Hacettepe Üniversitesi’nin Yapay Zeka Mühendisliği eğitiminin başındaki Prof. Dr. Ebru Akçapınar Sezer, öncü bilim kadınlarından. Bölümün önemini kamuoyuna anlatmakta ilk başta zorluklar yaşadıklarını belirten Sezer, ‘Bir şeyin ilki olmak cesaret gerektirir’ dedi.
Yapay zekanın kadın kaptanı
ÖZLEM KONUR USTA

Türkiye’de yapay zeka mühendisliği eğitimini veren ilk kurum Hacettepe Üniversitesi oldu. Bölüm, bu eğitim öğretim yılında ilk öğrencilerini aldı. Yapay zeka mühendisliği eğitiminin başına Prof.
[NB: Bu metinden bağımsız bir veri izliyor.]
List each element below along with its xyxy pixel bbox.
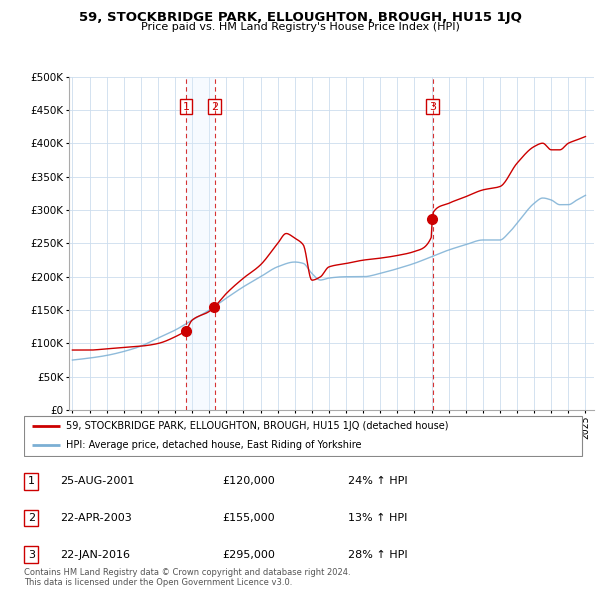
Text: This data is licensed under the Open Government Licence v3.0.: This data is licensed under the Open Gov… bbox=[24, 578, 292, 587]
FancyBboxPatch shape bbox=[24, 415, 582, 457]
Text: 1: 1 bbox=[182, 101, 190, 112]
Text: £120,000: £120,000 bbox=[222, 477, 275, 486]
Text: 28% ↑ HPI: 28% ↑ HPI bbox=[348, 550, 407, 559]
Text: 25-AUG-2001: 25-AUG-2001 bbox=[60, 477, 134, 486]
Text: £295,000: £295,000 bbox=[222, 550, 275, 559]
Text: £155,000: £155,000 bbox=[222, 513, 275, 523]
Text: 22-APR-2003: 22-APR-2003 bbox=[60, 513, 132, 523]
Text: 13% ↑ HPI: 13% ↑ HPI bbox=[348, 513, 407, 523]
Text: 3: 3 bbox=[28, 550, 35, 559]
Text: HPI: Average price, detached house, East Riding of Yorkshire: HPI: Average price, detached house, East… bbox=[66, 440, 362, 450]
Text: 2: 2 bbox=[28, 513, 35, 523]
Bar bbox=[186, 77, 215, 410]
Text: 24% ↑ HPI: 24% ↑ HPI bbox=[348, 477, 407, 486]
Text: 2: 2 bbox=[211, 101, 218, 112]
Text: 1: 1 bbox=[28, 477, 35, 486]
Text: 22-JAN-2016: 22-JAN-2016 bbox=[60, 550, 130, 559]
Text: 3: 3 bbox=[429, 101, 436, 112]
Text: 59, STOCKBRIDGE PARK, ELLOUGHTON, BROUGH, HU15 1JQ (detached house): 59, STOCKBRIDGE PARK, ELLOUGHTON, BROUGH… bbox=[66, 421, 449, 431]
Text: Price paid vs. HM Land Registry's House Price Index (HPI): Price paid vs. HM Land Registry's House … bbox=[140, 22, 460, 32]
Text: Contains HM Land Registry data © Crown copyright and database right 2024.: Contains HM Land Registry data © Crown c… bbox=[24, 568, 350, 576]
Text: 59, STOCKBRIDGE PARK, ELLOUGHTON, BROUGH, HU15 1JQ: 59, STOCKBRIDGE PARK, ELLOUGHTON, BROUGH… bbox=[79, 11, 521, 24]
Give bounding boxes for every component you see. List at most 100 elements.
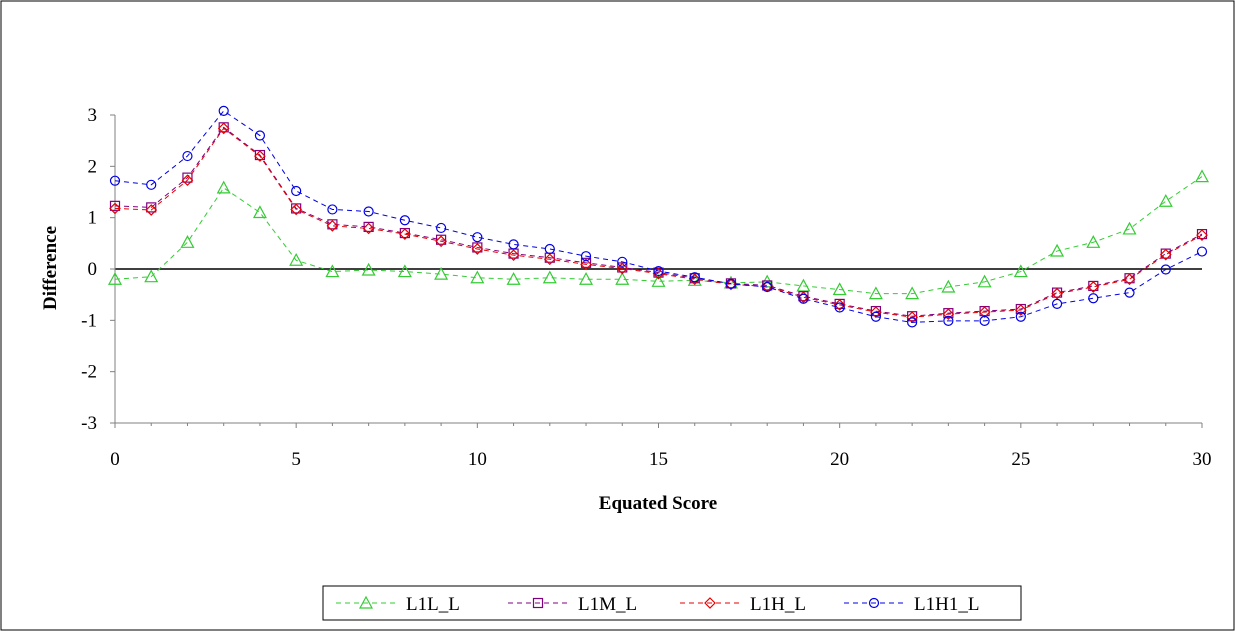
series-line-l1h1-l (114, 110, 1203, 323)
legend-label-l1m-l: L1M_L (578, 594, 637, 615)
data-point-l1h1-l (399, 215, 410, 226)
legend-marker-l1h1-l (868, 597, 880, 609)
y-tick-label: 0 (88, 259, 98, 280)
data-point-l1h1-l (146, 179, 157, 190)
data-point-l1h-l (978, 306, 991, 318)
data-point-l1h-l (326, 220, 339, 232)
legend-box (322, 585, 1022, 621)
x-tick-label: 10 (468, 449, 487, 470)
data-point-l1h1-l (109, 175, 121, 186)
series-l1h1-l (109, 105, 1208, 328)
legend-marker-l1h-l (704, 597, 716, 609)
data-point-l1m-l (182, 172, 193, 183)
legend: L1L_L L1M_L L1H_L L1H1_L (322, 585, 1022, 621)
data-point-l1l-l (144, 269, 159, 283)
data-point-l1h-l (580, 258, 592, 271)
data-point-l1h1-l (762, 281, 773, 293)
data-point-l1h1-l (1124, 287, 1135, 298)
x-tick-label: 15 (649, 449, 668, 470)
data-point-l1h1-l (798, 293, 809, 304)
data-point-l1l-l (361, 262, 376, 276)
data-point-l1h1-l (580, 251, 592, 262)
data-point-l1m-l (363, 221, 374, 233)
x-tick-label: 0 (110, 449, 120, 470)
data-point-l1h1-l (218, 105, 229, 116)
data-point-l1h-l (1123, 273, 1136, 286)
data-point-l1h1-l (870, 311, 882, 322)
series-line-l1m-l (114, 126, 1203, 317)
data-point-l1l-l (905, 286, 920, 300)
data-point-l1l-l (1086, 235, 1101, 248)
data-point-l1h-l (688, 273, 701, 286)
data-point-l1h-l (543, 253, 556, 266)
data-point-l1h-l (471, 243, 484, 255)
series-line-l1h-l (114, 127, 1203, 318)
legend-label-l1h1-l: L1H1_L (914, 594, 979, 615)
data-point-l1l-l (397, 264, 412, 278)
x-tick-label: 20 (830, 449, 849, 470)
data-point-l1h1-l (182, 150, 193, 162)
data-point-l1l-l (506, 272, 521, 285)
y-axis-title: Difference (40, 226, 61, 310)
data-point-l1l-l (107, 272, 123, 285)
data-point-l1m-l (472, 242, 483, 253)
data-point-l1h1-l (544, 243, 555, 255)
data-point-l1h1-l (979, 315, 990, 326)
data-point-l1h-l (507, 249, 520, 261)
data-point-l1h-l (1014, 304, 1027, 316)
y-tick-label: -3 (81, 413, 97, 434)
data-point-l1l-l (941, 279, 956, 293)
legend-label-l1l-l: L1L_L (406, 594, 460, 615)
data-point-l1l-l (687, 273, 702, 286)
data-point-l1h1-l (725, 278, 737, 289)
data-point-l1l-l (977, 274, 992, 288)
data-point-l1l-l (252, 205, 267, 219)
data-point-l1h-l (1051, 287, 1063, 300)
data-point-l1l-l (579, 272, 594, 285)
data-point-l1l-l (832, 282, 847, 296)
series-l1h-l (109, 122, 1208, 324)
legend-marker-l1m-l (532, 597, 544, 609)
data-point-l1l-l (615, 272, 630, 285)
data-point-l1h1-l (472, 232, 483, 243)
legend-label-l1h-l: L1H_L (750, 594, 806, 615)
y-tick-label: 2 (88, 156, 98, 177)
data-point-l1l-l (325, 264, 340, 278)
data-point-l1h-l (399, 228, 411, 240)
data-point-l1h-l (362, 222, 375, 235)
x-tick-label: 5 (291, 449, 301, 470)
data-point-l1m-l (109, 200, 121, 211)
data-point-l1h1-l (1196, 246, 1208, 257)
x-axis-title: Equated Score (599, 493, 717, 514)
data-point-l1h1-l (834, 302, 845, 313)
data-point-l1l-l (216, 180, 231, 194)
data-point-l1h1-l (1160, 264, 1171, 275)
data-point-l1h-l (616, 262, 629, 275)
data-point-l1l-l (868, 286, 883, 300)
data-point-l1h-l (1159, 248, 1172, 261)
data-point-l1h1-l (291, 185, 302, 197)
data-point-l1h-l (217, 122, 230, 135)
data-point-l1h1-l (1088, 293, 1099, 304)
x-tick-label: 30 (1193, 449, 1212, 470)
data-point-l1h-l (181, 174, 194, 187)
data-point-l1h-l (725, 278, 737, 291)
data-point-l1h-l (833, 299, 846, 311)
data-point-l1l-l (434, 266, 449, 280)
data-point-l1h-l (652, 267, 665, 280)
data-point-l1l-l (1158, 193, 1173, 207)
data-point-l1h-l (290, 203, 303, 216)
data-point-l1l-l (796, 278, 811, 292)
data-point-l1l-l (651, 274, 666, 287)
data-point-l1h1-l (653, 265, 664, 277)
data-point-l1h-l (1196, 229, 1208, 241)
data-point-l1h1-l (1015, 311, 1026, 322)
data-point-l1l-l (470, 270, 485, 284)
data-point-l1h1-l (1051, 298, 1063, 310)
y-tick-label: 3 (88, 105, 98, 126)
data-point-l1h1-l (254, 130, 266, 141)
data-point-l1l-l (1050, 243, 1065, 257)
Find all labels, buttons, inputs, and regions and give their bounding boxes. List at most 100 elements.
Dr. Ebru Akçapınar Sezer geçti... Türkiye’de başka örneği olmayan bir programı sırtladı. O bu işin başına geçtiği sırada yapay zeka insanların işini elinden alacak gibi iddialı tartışmalar yürüyordu. Bilgisayar mühendisliği ile arasındaki farkı anlatmak, gençlerin ilgisini bölüme çekmek de cabası... Ebru Akçapınar Sezer’i hekimlere yapay zekayı anlatırken yakaladık. Onunla, 8 Mart Dünya Emekçi Kadınlar Günü’nde akademik dünyada kadının varlığını ve yapay zeka uygulamalarını konuştuk.

  • Bölümü tanıyalım... Nasıl kuruldu?

Hacettepe Üniversitesi’nde Bilgisayar Mühendisliği Bölümü 40 yıldan daha fazla süredir, hizmet veriyor. Şuanda da ülkemizin başarılı bilgisayar mühendisliği bölümlerinden biriyiz. Yapay Zeka Mühendisliği, Bilgisayar Mühendisliği içinde ikinci bir lisans programı. Bölüm başkanı olduğum için yeni programın açılmasındaki ağırlıklı görev bana düştü. Hacettepe Üniversitesi’nin açmasının nedeni de bu alanda ülkede en başarılı bölümlerden biri olmamız ve öğretim üyesi profilimizin buna çok uygun olması. Ülkemizin yapay zeka alanında yetişmiş insan kaynağı problemini yaşadığını ve daha fazla yaşayacağımızı öngördük.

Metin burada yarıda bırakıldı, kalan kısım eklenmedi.